While the Bravia line of LCD TVs is the industry standard for quality, The New York Times notes that Sony's production costs are high and the "strong yen has ... weighed on (the company's) profit by eroding the value of its overseas earnings when they are repatriated to yen." Sony has lost money on its TVs for eight straight years, according to Reuters. This is a huge problem given that TV sales account for around 33% of Sony's total sales, according to Business Week.
In an effort to right the ship, Sony announced recently that it would sell its 50% stake in S-LCD, a South Korean operation the company set up in 2004 with Samsung (OTC:SSNLF), which will pay Sony about $935 million for its half of the business. The move will reportedly save Sony around 50 billion yen per year and will relieve it of the responsibility of running an LCD factory. Sony now expects to outsource around 93% of its LCD panels. It still manufactures some panels through a partnership with Sharp.
The move may be too little, too late for Sony's television unit. It is becoming harder to turn a profit making TVs as "a huge increase in manufacturing capacity ... has led to an oversupply and continued downward pressure on prices," according to CNBC. The increase in supply could not have come at a worse time. Seeking to capitalize off of the boom in flat screen TV sales, "manufacturers invested heavily in sophisticated new factories ... (which) became operational about the time the recession hit, creating a glut of televisions and forcing down prices." In Sony's case the problem has been compounded by a surging yen which is cutting into any money the company does manage to make.
Televisions haven't been Sony's only problem this year. A hacker attack on the company's Playstation Network cost Sony around $172 million, while the Japanese earthquake "caused an estimated $208.5 million hit on the company's profit for the fiscal year ended March 31, (2011)," according to the LA Times. As if all that wasn't enough, the Thai floods caused Sony to delay indefinitely the release of its NEX-7 camera and several other products including lens kits and headphones.
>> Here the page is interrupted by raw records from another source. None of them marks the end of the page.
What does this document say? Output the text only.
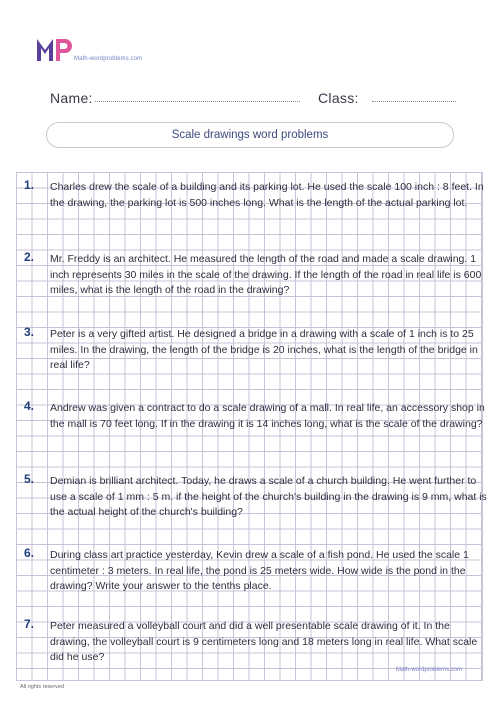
Math-wordproblems.com
Name:	Class:
Scale drawings word problems
1. Charles drew the scale of a building and its parking lot. He used the scale 100 inch : 8 feet. In the drawing, the parking lot is 500 inches long. What is the length of the actual parking lot.
2. Mr. Freddy is an architect. He measured the length of the road and made a scale drawing. 1 inch represents 30 miles in the scale of the drawing. If the length of the road in real life is 600 miles, what is the length of the road in the drawing?
3. Peter is a very gifted artist. He designed a bridge in a drawing with a scale of 1 inch is to 25 miles. In the drawing, the length of the bridge is 20 inches, what is the length of the bridge in real life?
4. Andrew was given a contract to do a scale drawing of a mall. In real life, an accessory shop in the mall is 70 feet long. If in the drawing it is 14 inches long, what is the scale of the drawing?
5. Demian is brilliant architect. Today, he draws a scale of a church building. He went further to use a scale of 1 mm : 5 m. if the height of the church's building in the drawing is 9 mm, what is the actual height of the church's building?
6. During class art practice yesterday, Kevin drew a scale of a fish pond. He used the scale 1 centimeter : 3 meters. In real life, the pond is 25 meters wide. How wide is the pond in the drawing? Write your answer to the tenths place.
7. Peter measured a volleyball court and did a well presentable scale drawing of it. In the drawing, the volleyball court is 9 centimeters long and 18 meters long in real life. What scale did he use?
Math-wordproblems.com
All rights reserved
Analysts expect Sony will return to profitability in 2013, but just barely. On average, firms covering the company expect Sony to earn around .40 cents per share in 2013, meaning the shares change hands for around 45 times forward earnings - hardly a bargain from a P/E perspective. About the only thing the stock has going for it is the fact that it trades for about half of its book value (MRQ). While this fact alone might make it worth a gamble, I see no reason to own the shares going forward and fully expect further declines as the bad news will likely keep coming in the near-term. Sony could be a good short bet for at least another year.
Disclosure: I have no positions in any stocks mentioned, but may initiate a short position in SNE over the next 72 hours.